After I had been a dealership technician for some months, it dawned on me that I could take care of information shortage about work which I had done in the past by keeping my own record of repair orders with notes on each. This bit of organizing, where there had been none before, allowed me to account for actions taken or problems encountered; I was able to in moments answer questions about repairs or parts ordered far back into the past. This proved very useful in complicated cases when documentation I couldn't include on a repair order was needed. I made this a practice for my entire working career as a technician. It came in very handy countless times.

Our Cadillac service customers were used to the service that our dealership provided Cadillacs from the car rental agency that was next door to us, while their car was in for service. However, one day was particularly full as a critical safety recall was bringing in cars in unprecedented numbers, exhausting the car rental agency's supply of Cadillacs. So we attempted to send one customer out in our dealership's rarely-used Chevrolet loaner car.

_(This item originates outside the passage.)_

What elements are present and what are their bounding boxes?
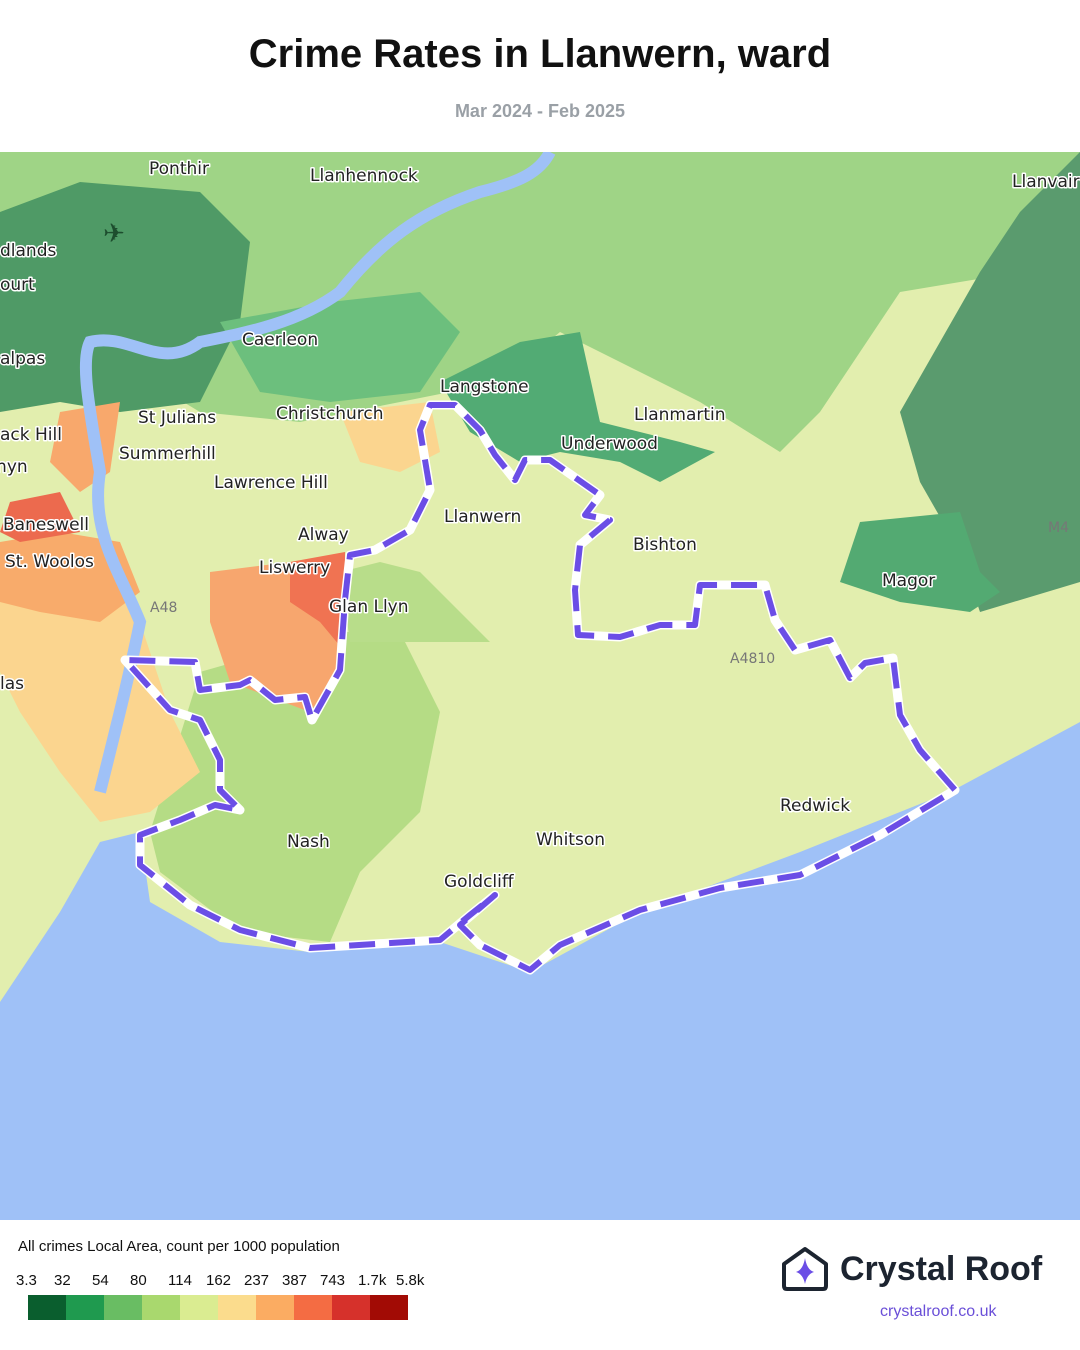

The customer was outraged that he would have to drive a Chevrolet that day as he was to meet his ex-wife's new husband and that “image was very important to [him]”. He threw the keys back on my desk as he pronounced his displeasure. It occurred to me that perhaps another branch of the car rental agency might have a Cadillac that could used to solve the problem. Twenty minutes later, a Cadillac arrived from another branch of the car rental agency and whisked our angry customer away. Later that day when he returned for his car, he apologized for his outburst; and we all lived happily ever after.